In this writeup we will look at yelp restaurant reviews and look to discover interesting knowledge to use for making dining decisions. Especially we look at topic modeling to identify topics that go together and people are the most interested in. Initial dataset discovery is done in R, topic modeling in Python and Visualization using D3.
The dataset has several files, including yelp_academic_dataset_review.json which is the most interesting for this task. There are 1125458 reviews for 42153 businesses. Because the dataset is very big, we will pick a sample of 100,000 reviews for our report to save resources.
For topic modeling we will use Latent Dirichlet Allocation for topic modeling (for more information see http://www.cs.princeton.edu/~blei/papers/Blei2012.pdf). Latent Dirichlet Allocation tries to infer the hidden topic structure from the documents by computing the posterior distribution, the conditional distribution of the hidden variables given the documents.

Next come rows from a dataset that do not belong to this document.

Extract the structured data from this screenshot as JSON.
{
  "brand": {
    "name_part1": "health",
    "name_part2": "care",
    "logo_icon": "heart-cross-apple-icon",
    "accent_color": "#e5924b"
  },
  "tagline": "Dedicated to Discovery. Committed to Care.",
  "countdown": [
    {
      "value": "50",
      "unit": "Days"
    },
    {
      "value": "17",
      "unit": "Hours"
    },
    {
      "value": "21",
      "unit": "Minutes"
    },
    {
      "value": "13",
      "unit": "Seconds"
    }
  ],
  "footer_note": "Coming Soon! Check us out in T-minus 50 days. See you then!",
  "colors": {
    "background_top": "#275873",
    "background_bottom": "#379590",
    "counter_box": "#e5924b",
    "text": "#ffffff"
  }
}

Python is used to do the modeling. There are several useful packages for python including numpy, scipi, query_helper and nltk. There is already an interesting project doing analysis for the Yelp dataset which can be used (see https://github.com/adityamarella/YelpDataMining)
There are two tasks to be accomplished. The first is to visualize a total count of topics. Therefore we will use k = 20 for the number of topics and then choose 10 which we will also try to label with an appropriate name.

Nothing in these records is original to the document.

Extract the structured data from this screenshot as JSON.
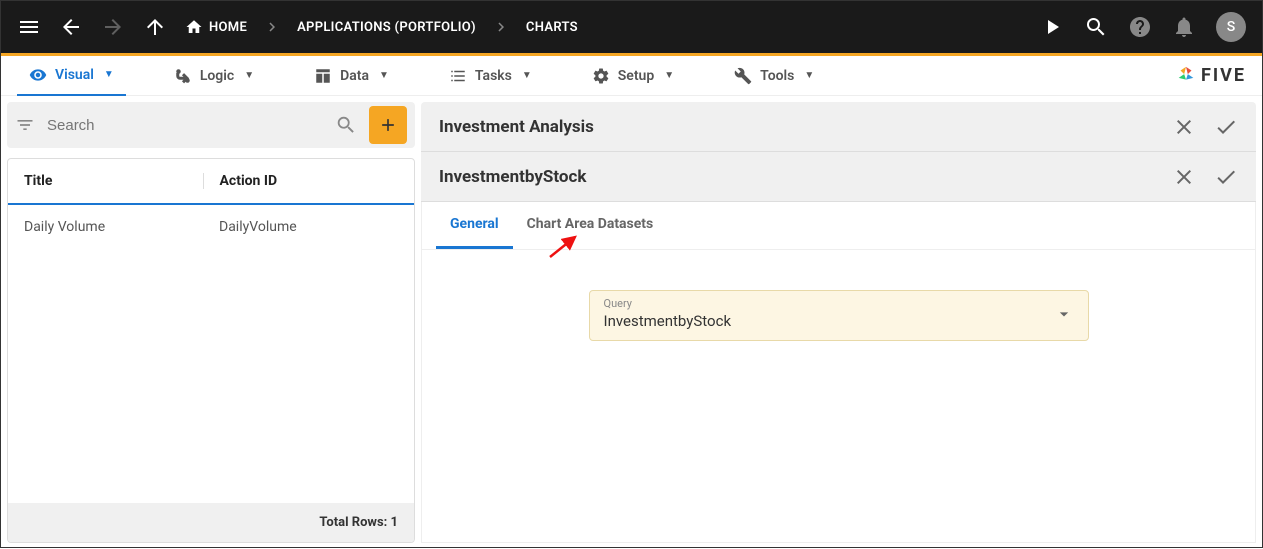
{
  "topbar": {
    "breadcrumb": [
      {
        "label": "HOME",
        "has_icon": true
      },
      {
        "label": "APPLICATIONS (PORTFOLIO)"
      },
      {
        "label": "CHARTS"
      }
    ],
    "avatar_letter": "S"
  },
  "menubar": {
    "items": [
      {
        "label": "Visual",
        "active": true
      },
      {
        "label": "Logic"
      },
      {
        "label": "Data"
      },
      {
        "label": "Tasks"
      },
      {
        "label": "Setup"
      },
      {
        "label": "Tools"
      }
    ],
    "logo_text": "FIVE"
  },
  "left": {
    "search_placeholder": "Search",
    "columns": {
      "title": "Title",
      "action_id": "Action ID"
    },
    "rows": [
      {
        "title": "Daily Volume",
        "action_id": "DailyVolume"
      }
    ],
    "footer": "Total Rows: 1"
  },
  "right": {
    "header1": "Investment Analysis",
    "header2": "InvestmentbyStock",
    "tabs": [
      {
        "label": "General",
        "active": true
      },
      {
        "label": "Chart Area Datasets"
      }
    ],
    "query_field": {
      "label": "Query",
      "value": "InvestmentbyStock"
    }
  }
}
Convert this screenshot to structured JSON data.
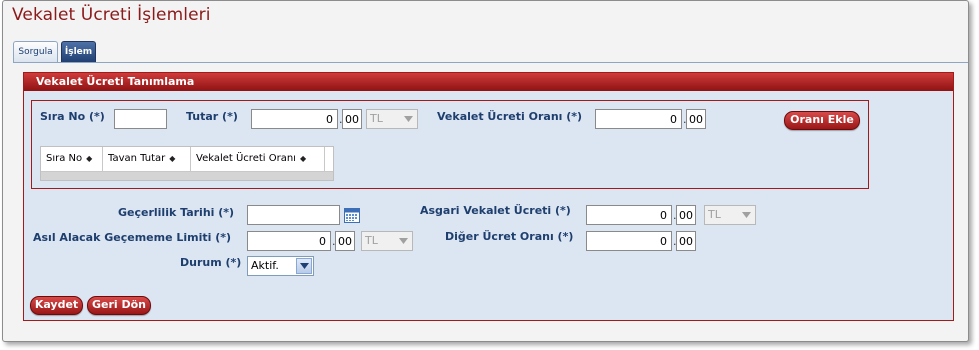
{
  "page": {
    "title": "Vekalet Ücreti İşlemleri"
  },
  "tabs": [
    {
      "label": "Sorgula"
    },
    {
      "label": "İşlem"
    }
  ],
  "panel": {
    "title": "Vekalet Ücreti Tanımlama"
  },
  "inner": {
    "sira_no_label": "Sıra No (*)",
    "sira_no_value": "",
    "tutar_label": "Tutar (*)",
    "tutar_whole": "0",
    "tutar_decimal": "00",
    "tutar_currency": "TL",
    "oran_label": "Vekalet Ücreti Oranı (*)",
    "oran_whole": "0",
    "oran_decimal": "00",
    "add_button": "Oranı Ekle",
    "grid_columns": [
      "Sıra No",
      "Tavan Tutar",
      "Vekalet Ücreti Oranı"
    ]
  },
  "form": {
    "gecerlilik_label": "Geçerlilik Tarihi (*)",
    "gecerlilik_value": "",
    "asil_alacak_label": "Asıl Alacak Geçememe Limiti (*)",
    "asil_alacak_whole": "0",
    "asil_alacak_decimal": "00",
    "asil_alacak_currency": "TL",
    "durum_label": "Durum (*)",
    "durum_value": "Aktif.",
    "asgari_label": "Asgari Vekalet Ücreti (*)",
    "asgari_whole": "0",
    "asgari_decimal": "00",
    "asgari_currency": "TL",
    "diger_label": "Diğer Ücret Oranı (*)",
    "diger_whole": "0",
    "diger_decimal": "00"
  },
  "actions": {
    "save": "Kaydet",
    "back": "Geri Dön"
  },
  "colors": {
    "title": "#8b1a1a",
    "accent": "#a21b1b",
    "panel_bg": "#dce5f2",
    "label": "#1e3f6e"
  },
  "icons": {
    "calendar": "calendar-icon",
    "sort": "sort-icon",
    "dropdown": "chevron-down-icon"
  }
}
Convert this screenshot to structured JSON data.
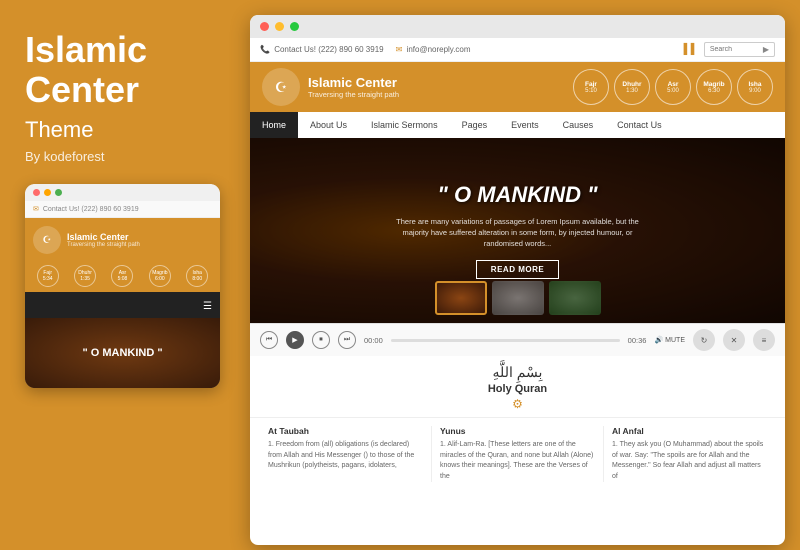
{
  "left": {
    "title": "Islamic\nCenter",
    "subtitle": "Theme",
    "by": "By kodeforest"
  },
  "mobile": {
    "contact": "Contact Us! (222) 890 60 3919",
    "site_name": "Islamic Center",
    "site_tagline": "Traversing the straight path",
    "prayer_times": [
      {
        "name": "Fajr",
        "time": "5:34"
      },
      {
        "name": "Dhuhr",
        "time": "1:35"
      },
      {
        "name": "Asr",
        "time": "5:08"
      },
      {
        "name": "Magrib",
        "time": "6:00"
      },
      {
        "name": "Isha",
        "time": "8:00"
      }
    ],
    "hero_text": "\" O MANKIND \""
  },
  "browser": {
    "contact_phone": "Contact Us! (222) 890 60 3919",
    "contact_email": "info@noreply.com",
    "search_placeholder": "Search",
    "site_name": "Islamic Center",
    "site_tagline": "Traversing the straight path",
    "prayer_times": [
      {
        "name": "Fajr",
        "time": "5:10"
      },
      {
        "name": "Dhuhr",
        "time": "1:30"
      },
      {
        "name": "Asr",
        "time": "5:00"
      },
      {
        "name": "Magrib",
        "time": "6:30"
      },
      {
        "name": "Isha",
        "time": "9:00"
      }
    ],
    "nav": [
      "Home",
      "About Us",
      "Islamic Sermons",
      "Pages",
      "Events",
      "Causes",
      "Contact Us"
    ],
    "hero_quote": "\" O MANKIND \"",
    "hero_desc": "There are many variations of passages of Lorem Ipsum available, but the majority have suffered alteration in some form, by injected humour, or randomised words...",
    "hero_btn": "READ MORE",
    "player_time_start": "00:00",
    "player_time_end": "00:36",
    "mute_label": "MUTE",
    "quran_arabic": "بِسْمِ اللَّهِ",
    "quran_title": "Holy Quran",
    "articles": [
      {
        "title": "At Taubah",
        "text": "1. Freedom from (all) obligations (is declared) from Allah and His Messenger () to those of the Mushrikun (polytheists, pagans, idolaters,"
      },
      {
        "title": "Yunus",
        "text": "1. Alif-Lam-Ra. [These letters are one of the miracles of the Quran, and none but Allah (Alone) knows their meanings]. These are the Verses of the"
      },
      {
        "title": "Al Anfal",
        "text": "1. They ask you (O Muhammad) about the spoils of war. Say: \"The spoils are for Allah and the Messenger.\" So fear Allah and adjust all matters of"
      }
    ]
  }
}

For the second task we will divide the dataset into high star rating (4 or 5 stars) and low star ratings (1 to 3 stars) and then again mine the topics. We will use k = 10 topics for each subset and then choose 3 topics which can also be combined out of several found topics in order to generate the same topics for both subsets.
In order to visualize the topics, D3 is used and a custom library to read in generated topics from python in json format.

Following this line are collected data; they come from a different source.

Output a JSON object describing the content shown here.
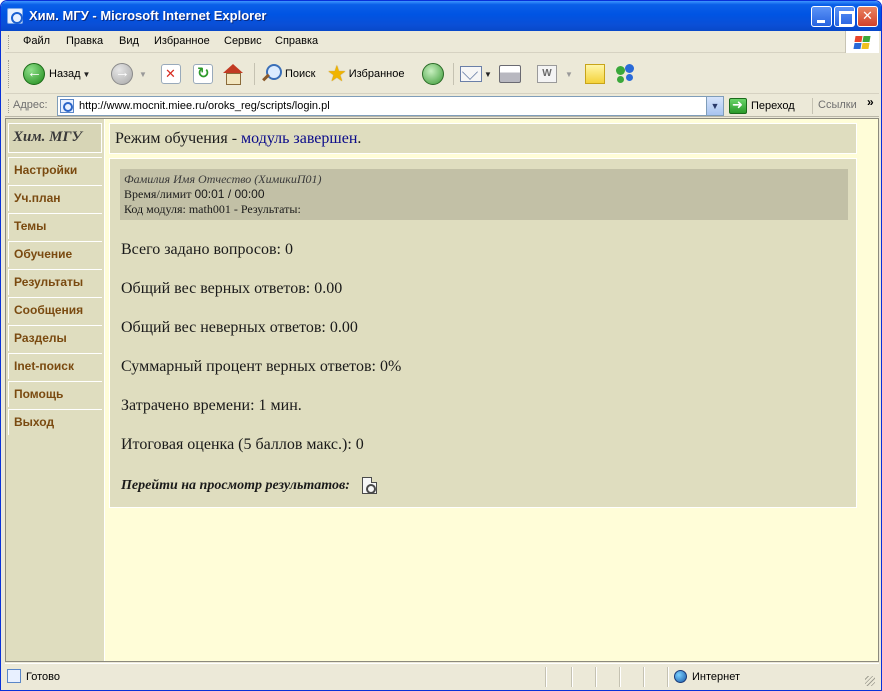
{
  "window": {
    "title": "Хим. МГУ - Microsoft Internet Explorer"
  },
  "menu": [
    "Файл",
    "Правка",
    "Вид",
    "Избранное",
    "Сервис",
    "Справка"
  ],
  "toolbar": {
    "back_label": "Назад",
    "search_label": "Поиск",
    "favorites_label": "Избранное"
  },
  "address": {
    "label": "Адрес:",
    "url": "http://www.mocnit.miee.ru/oroks_reg/scripts/login.pl",
    "go_label": "Переход",
    "links_label": "Ссылки"
  },
  "sidebar": {
    "logo": "Хим. МГУ",
    "items": [
      "Настройки",
      "Уч.план",
      "Темы",
      "Обучение",
      "Результаты",
      "Сообщения",
      "Разделы",
      "Inet-поиск",
      "Помощь",
      "Выход"
    ]
  },
  "header": {
    "prefix": "Режим обучения - ",
    "status": "модуль завершен",
    "suffix": "."
  },
  "info": {
    "name": "Фамилия Имя Отчество (ХимикиП01)",
    "time_label": "Время/лимит",
    "time_value": "00:01 / 00:00",
    "module": "Код модуля: math001 - Результаты:"
  },
  "stats": {
    "total_questions": "Всего задано вопросов: 0",
    "correct_weight": "Общий вес верных ответов: 0.00",
    "wrong_weight": "Общий вес неверных ответов: 0.00",
    "percent_correct": "Суммарный процент верных ответов: 0%",
    "time_spent": "Затрачено времени: 1 мин.",
    "final_grade": "Итоговая оценка (5 баллов макс.): 0"
  },
  "goto_label": "Перейти на просмотр результатов:",
  "status": {
    "text": "Готово",
    "zone": "Интернет"
  }
}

First, let’s take a look at the total topics:
When using k = 20, it’s straight-forward to choose the ten most interesting topics and label them as can be seen here.
It’s harder to find useful topics when splitting the datasets betwen low and high star ratings. So we will use three pre-defined topics and mix some of the given topics in order to find out interesting words given in reviews by users.
In summary, we can see that there are interesting findings about user review in the Yelp dataset. There are clear topics that can be found out of reviews and when splitting the dataset into low- and high-star ratings, there are different words used for each reviews. In the future tasks there should be much more interestings things to explore as there is lots of information hidden in this dataset.